Журналисты только добродушно посмеялись, когда она стала перечислять свои домашние припасы, пошутили насчет курицы, без которой когда-то ни один русский провинциальный житель не отправлялся в дорогу.

Но, между прочим, когда девушка-официантка прикатила на тележке поднос с горячими сосисками, румяными булочками, нарезанными на ровные кружочки помидорами, высоким кофейником, из носика которого исходил легкий прозрачный пар, и у журналистов при виде этого взыграл аппетит, и по их просьбе официантка принесла сосисок и на их долю, а заодно и бутылку коньяку, и они выпили за прибытие Прасковьи Антоновны в столицу и вмиг уничтожили ресторанные сосиски, даже наполовину не утолив своего голода, – осмеянная ими курица Прасковьи Антоновны пришлась очень кстати, а заодно и капустные пирожки Олимпиады Григорьевны. Журналисты дружно хвалили и не могли нахвалить их добротные провинциальные качества, вспоминая при этом, как умеют готовить пироги и пирожки их мамы и какая это радость – в свои редкие приезды на родину, к старикам родителям, отведать домашней, любимой с детства, еды.

Разговоры пошли совсем житейские, стало видно, что журналисты при всем их столичном облике люди совсем простые, обычные, им явно в удовольствие это неурочное, под завтрак Прасковьи Антоновны, застолье – с грузинским коньячком, вольными, где в шутку, где всерьез, разговорами, воспоминаниями о домашнем. Прасковье Антоновне стало в их кругу как-то совсем тепло, семейно.

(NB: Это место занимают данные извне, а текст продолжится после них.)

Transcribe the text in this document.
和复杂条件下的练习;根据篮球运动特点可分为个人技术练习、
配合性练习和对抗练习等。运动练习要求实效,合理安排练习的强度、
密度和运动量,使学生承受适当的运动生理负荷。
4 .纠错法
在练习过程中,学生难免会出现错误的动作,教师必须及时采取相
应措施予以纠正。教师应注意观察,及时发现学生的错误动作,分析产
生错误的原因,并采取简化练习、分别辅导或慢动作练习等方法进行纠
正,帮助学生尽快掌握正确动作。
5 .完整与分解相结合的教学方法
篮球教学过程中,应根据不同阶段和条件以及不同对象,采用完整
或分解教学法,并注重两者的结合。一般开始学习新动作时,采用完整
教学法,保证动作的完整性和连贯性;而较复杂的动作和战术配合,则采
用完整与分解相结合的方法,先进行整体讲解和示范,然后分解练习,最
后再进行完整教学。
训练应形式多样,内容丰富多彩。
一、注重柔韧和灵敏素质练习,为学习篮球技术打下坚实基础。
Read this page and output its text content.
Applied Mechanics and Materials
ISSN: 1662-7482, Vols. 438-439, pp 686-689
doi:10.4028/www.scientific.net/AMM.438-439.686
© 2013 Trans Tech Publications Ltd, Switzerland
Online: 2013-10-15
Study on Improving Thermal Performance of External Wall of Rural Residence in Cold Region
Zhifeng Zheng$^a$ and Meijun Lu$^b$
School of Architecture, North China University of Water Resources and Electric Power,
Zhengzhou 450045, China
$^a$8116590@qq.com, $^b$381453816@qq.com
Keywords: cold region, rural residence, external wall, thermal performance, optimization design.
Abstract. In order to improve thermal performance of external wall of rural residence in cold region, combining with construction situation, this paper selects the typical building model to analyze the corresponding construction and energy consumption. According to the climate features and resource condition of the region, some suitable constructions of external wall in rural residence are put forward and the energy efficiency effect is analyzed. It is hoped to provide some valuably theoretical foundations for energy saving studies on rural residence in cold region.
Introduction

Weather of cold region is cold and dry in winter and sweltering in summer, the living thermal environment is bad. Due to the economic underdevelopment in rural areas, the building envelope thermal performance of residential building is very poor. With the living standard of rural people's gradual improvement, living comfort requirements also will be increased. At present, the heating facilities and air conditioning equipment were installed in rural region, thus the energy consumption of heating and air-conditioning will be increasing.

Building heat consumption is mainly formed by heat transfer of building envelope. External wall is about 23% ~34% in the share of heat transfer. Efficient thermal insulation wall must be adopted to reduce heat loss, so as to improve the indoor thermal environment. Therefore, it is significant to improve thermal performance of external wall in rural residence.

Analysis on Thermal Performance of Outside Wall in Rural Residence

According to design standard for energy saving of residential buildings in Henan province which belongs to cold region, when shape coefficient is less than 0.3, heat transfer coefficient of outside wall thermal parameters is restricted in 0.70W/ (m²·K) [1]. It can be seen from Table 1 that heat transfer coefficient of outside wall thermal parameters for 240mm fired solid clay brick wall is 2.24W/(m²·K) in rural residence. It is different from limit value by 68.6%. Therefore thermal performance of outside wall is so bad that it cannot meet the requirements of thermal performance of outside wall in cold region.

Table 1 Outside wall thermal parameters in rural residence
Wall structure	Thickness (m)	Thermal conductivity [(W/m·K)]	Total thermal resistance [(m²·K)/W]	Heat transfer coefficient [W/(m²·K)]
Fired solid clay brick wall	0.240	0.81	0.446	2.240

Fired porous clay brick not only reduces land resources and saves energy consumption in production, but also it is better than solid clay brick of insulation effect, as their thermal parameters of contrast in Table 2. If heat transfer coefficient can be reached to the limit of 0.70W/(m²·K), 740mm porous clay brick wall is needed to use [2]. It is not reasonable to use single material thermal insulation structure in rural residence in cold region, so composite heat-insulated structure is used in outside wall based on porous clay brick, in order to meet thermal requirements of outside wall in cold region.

Само собой ей вдруг вспомнились их имена, и хотя журналисты не были ровесниками ее сыну, родились позже, иные даже не захватили войны, – Прасковье Антоновне скоро уже казалось, что вовсе не недавно произошло ее знакомство с этими мужчинами, что они – тоже из числа старых, школьных еще, Лениных друзей. Она их давно не видела, время их изменило, их трудно узнать, но все равно это они, мальчики из Лениного детства, близкие и родные ей по их дружбе с Леней…

6

Днем журналисты наведались к Прасковье Антоновне еще раз – чтобы показать ей Кремль.

Прасковья Антоновна постояла перед Мавзолеем, в толпе людей, так же, как она, приехавших издалека, впервые посетивших Москву. Потом журналисты провели ее за Кремлевскую стену, на площадь, где стоят царь-колокол и царь-пушка. Прасковья Антоновна посмотрела и на колокол, и на пушку, и на прямую, тонкую, как свеча, колокольню Ивана Великого, и на ступени древних московских соборов, истертые множеством прошедших по ним ног. Величина колокола и пушки была удивительна, соборы – торжественны и подавляли веявшим от них духом древности, но самым удивительным Прасковье Антоновне было то, что ее глаза видят все это, что она тут, рядом со всем тем, что всю жизнь свою видела только на фотографиях и рисунках и не ожидала когда-либо увидеть воочию.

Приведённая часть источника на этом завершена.